On Tuesday, I ran by flaming entrance complementing the dark trees of the back exit. It was St. Patrick’s Day, so I donned festive green regalia. Clanging green beads set off dogs throughout Lawrenceville, reminding me of the “Twilight Bark” in 101 Dalmations.
“Arf! Arf! Woof! Woof! Yip,yip, yip!”
I got a kick out of this “Kiln -N- Time” studio and was struck by this impressive cross on a back-alley. But all, in all, the big orange alley cat was my favorite.
All in all, a good run, helping deal with the ongoing cyclone of upheaval. There’s lots of good out there.
This sunny run took me from the flats of Upper Lawrenceville to the heights of Stanton Heights along several precarious paths. As the reality sets in of Covid-19 social distancing, it was solo run without any stops at cute little coffee shops. I mainly was focused on a couple of streets with staircases, 56th Street and 57th Street.
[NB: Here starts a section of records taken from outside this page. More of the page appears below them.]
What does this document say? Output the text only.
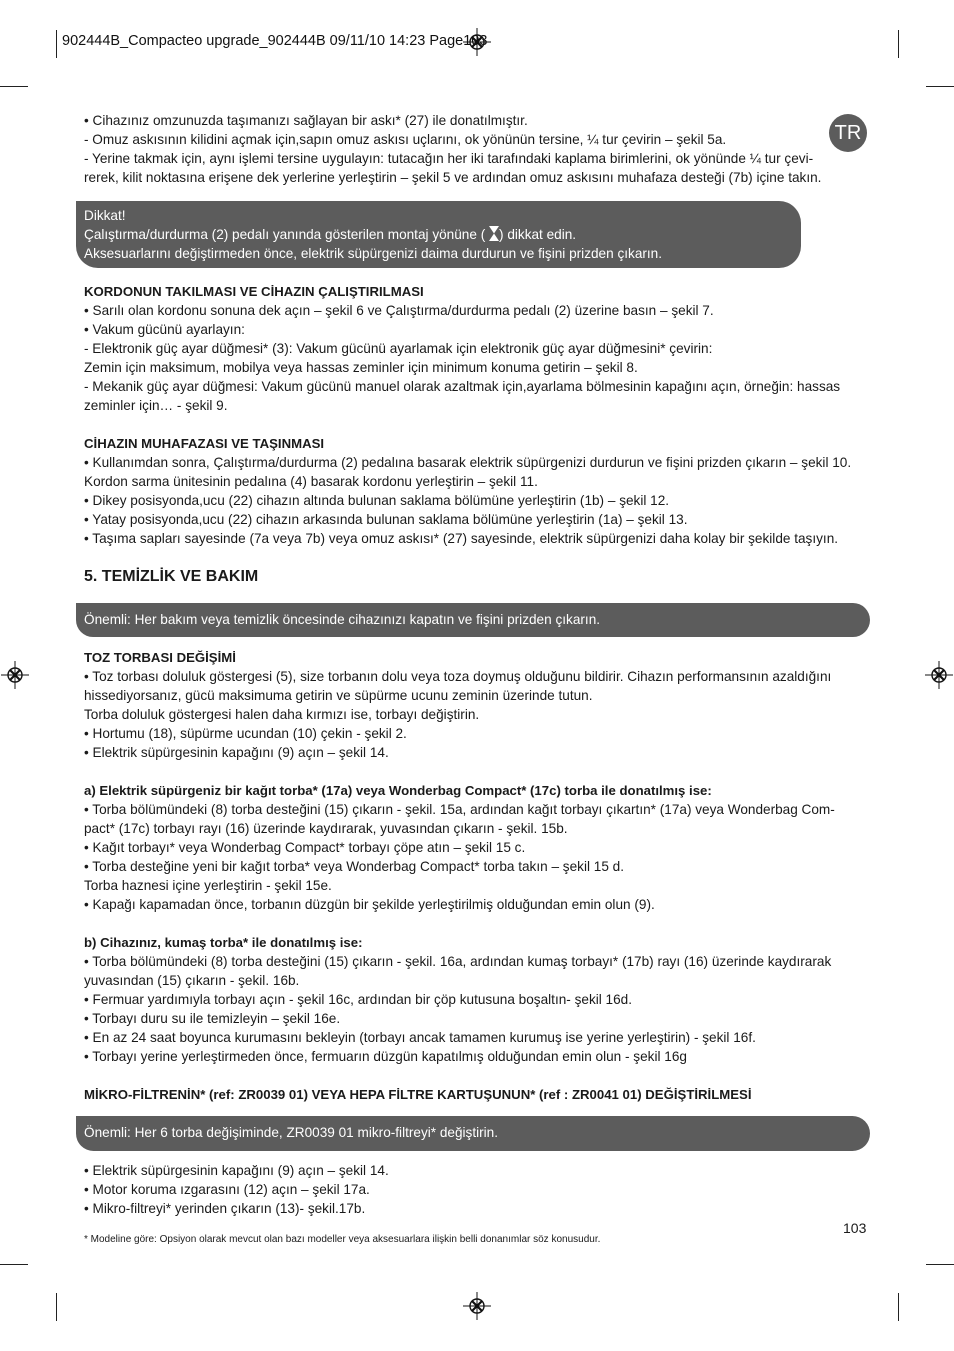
902444B_Compacteo upgrade_902444B 09/11/10 14:23 Page103
TR
• Cihazınız omzunuzda taşımanızı sağlayan bir askı* (27) ile donatılmıştır.
- Omuz askısının kilidini açmak için,sapın omuz askısı uçlarını, ok yönünün tersine, ¼ tur çevirin – şekil 5a.
- Yerine takmak için, aynı işlemi tersine uygulayın: tutacağın her iki tarafındaki kaplama birimlerini, ok yönünde ¼ tur çevi-
rerek, kilit noktasına erişene dek yerlerine yerleştirin – şekil 5 ve ardından omuz askısını muhafaza desteği (7b) içine takın.
Dikkat!
Çalıştırma/durdurma (2) pedalı yanında gösterilen montaj yönüne ( ) dikkat edin.
Aksesuarlarını değiştirmeden önce, elektrik süpürgenizi daima durdurun ve fişini prizden çıkarın.
KORDONUN TAKILMASI VE CİHAZIN ÇALIŞTIRILMASI
• Sarılı olan kordonu sonuna dek açın – şekil 6 ve Çalıştırma/durdurma pedalı (2) üzerine basın – şekil 7.
• Vakum gücünü ayarlayın:
- Elektronik güç ayar düğmesi* (3): Vakum gücünü ayarlamak için elektronik güç ayar düğmesini* çevirin:
Zemin için maksimum, mobilya veya hassas zeminler için minimum konuma getirin – şekil 8.
- Mekanik güç ayar düğmesi: Vakum gücünü manuel olarak azaltmak için,ayarlama bölmesinin kapağını açın, örneğin: hassas
zeminler için… - şekil 9.
CİHAZIN MUHAFAZASI VE TAŞINMASI
• Kullanımdan sonra, Çalıştırma/durdurma (2) pedalına basarak elektrik süpürgenizi durdurun ve fişini prizden çıkarın – şekil 10.
Kordon sarma ünitesinin pedalına (4) basarak kordonu yerleştirin – şekil 11.
• Dikey posisyonda,ucu (22) cihazın altında bulunan saklama bölümüne yerleştirin (1b) – şekil 12.
• Yatay posisyonda,ucu (22) cihazın arkasında bulunan saklama bölümüne yerleştirin (1a) – şekil 13.
• Taşıma sapları sayesinde (7a veya 7b) veya omuz askısı* (27) sayesinde, elektrik süpürgenizi daha kolay bir şekilde taşıyın.
5. TEMİZLİK VE BAKIM
Önemli: Her bakım veya temizlik öncesinde cihazınızı kapatın ve fişini prizden çıkarın.
TOZ TORBASI DEĞİŞİMİ
• Toz torbası doluluk göstergesi (5), size torbanın dolu veya toza doymuş olduğunu bildirir. Cihazın performansının azaldığını
hissediyorsanız, gücü maksimuma getirin ve süpürme ucunu zeminin üzerinde tutun.
Torba doluluk göstergesi halen daha kırmızı ise, torbayı değiştirin.
• Hortumu (18), süpürme ucundan (10) çekin - şekil 2.
• Elektrik süpürgesinin kapağını (9) açın – şekil 14.
a) Elektrik süpürgeniz bir kağıt torba* (17a) veya Wonderbag Compact* (17c) torba ile donatılmış ise:
• Torba bölümündeki (8) torba desteğini (15) çıkarın - şekil. 15a, ardından kağıt torbayı çıkartın* (17a) veya Wonderbag Com-
pact* (17c) torbayı rayı (16) üzerinde kaydırarak, yuvasından çıkarın - şekil. 15b.
• Kağıt torbayı* veya Wonderbag Compact* torbayı çöpe atın – şekil 15 c.
• Torba desteğine yeni bir kağıt torba* veya Wonderbag Compact* torba takın – şekil 15 d.
Torba haznesi içine yerleştirin - şekil 15e.
• Kapağı kapamadan önce, torbanın düzgün bir şekilde yerleştirilmiş olduğundan emin olun (9).
b) Cihazınız, kumaş torba* ile donatılmış ise:
• Torba bölümündeki (8) torba desteğini (15) çıkarın - şekil. 16a, ardından kumaş torbayı* (17b) rayı (16) üzerinde kaydırarak
yuvasından (15) çıkarın - şekil. 16b.
• Fermuar yardımıyla torbayı açın - şekil 16c, ardından bir çöp kutusuna boşaltın- şekil 16d.
• Torbayı duru su ile temizleyin – şekil 16e.
• En az 24 saat boyunca kurumasını bekleyin (torbayı ancak tamamen kurumuş ise yerine yerleştirin) - şekil 16f.
• Torbayı yerine yerleştirmeden önce, fermuarın düzgün kapatılmış olduğundan emin olun - şekil 16g
MİKRO-FİLTRENİN* (ref: ZR0039 01) VEYA HEPA FİLTRE KARTUŞUNUN* (ref : ZR0041 01) DEĞİŞTİRİLMESİ
Önemli: Her 6 torba değişiminde, ZR0039 01 mikro-filtreyi* değiştirin.
• Elektrik süpürgesinin kapağını (9) açın – şekil 14.
• Motor koruma ızgarasını (12) açın – şekil 17a.
• Mikro-filtreyi* yerinden çıkarın (13)- şekil.17b.
103
* Modeline göre: Opsiyon olarak mevcut olan bazı modeller veya aksesuarlara ilişkin belli donanımlar söz konusudur.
I warmed up on the flats between Butler Street and the Allegheny River. This area is seeing new residential development, but still hosts large warehouses such as A-1 Cold Storage, the impressive buildings of McKamish, a mechanical contractor and a Sunoco facility. As for Sunoco, it was founded in Pittsburgh, apparently:
Joseph Newton Pew and Edward O. Emerson were partners at Peoples Natural Gas Company in Pittsburgh, PA, when they decided to expand their gas business to oil. It proved to be a success. Within a few years, the oil company had acquired pipelines, leases and storage tanks – emerging as one of the area’s leading suppliers of crude oil. On March 17, 1890, they made it official with a new name. The Sun Oil Company was producing, transporting, and storing oil as well as refining, shipping, and marketing petroleum.
Now warmed up, I began to tackle the first objective, the 57th Street stairs and a small set of streets perched mid-way on the hillside. The stairs begin where the paved 57th Street turns left and becomes Christopher Street. The first section is very solid. Getting a breather at Duncan Street, stairs continued, ostensibly to Camelia Street for an official total of 345 steps according to Bob Regan’s book.
I had done streets on the top earlier and knew there might be a “connection issue” but, from a distance, I saw an individual climbing the second set of stairs. They disappeared as I went up this next flight. After three or four houses on the right, the stairs became challenging. Treads were sometimes missing. Railings were sometimes missing. Hell, at points, even landings were missing. However, not all at once, so was able to I scrambled up. Near the top, vegetation took over and I could not proceed.
I did the little circuit of streets, Duncan, Wickliff, a section of 56th Street and made my way down to Butler Street. This time I would ascend the 56th Street Stairs from the bottom. Now, just as 56th Street turns into the Shop & Save parking lot, stairs rise majestically up the hill. I must say, they are “officially closed” here, but I slipped through. Same story as 57th Street Stairs – missing treads, missing landings, but actually passable for the nimble.
The first section was the only one which was closed. After that, they become street stairs along the section of 56th Street I had already done. There is another section which ascends to Celadine Street, all in good shape.
Once at the top, I did some streets in Stanton Height and made my way down Kendall Street – a very steep, cobblestone street which masquerades as a country road. That brought me out to Kent Street, taking me back to the flats.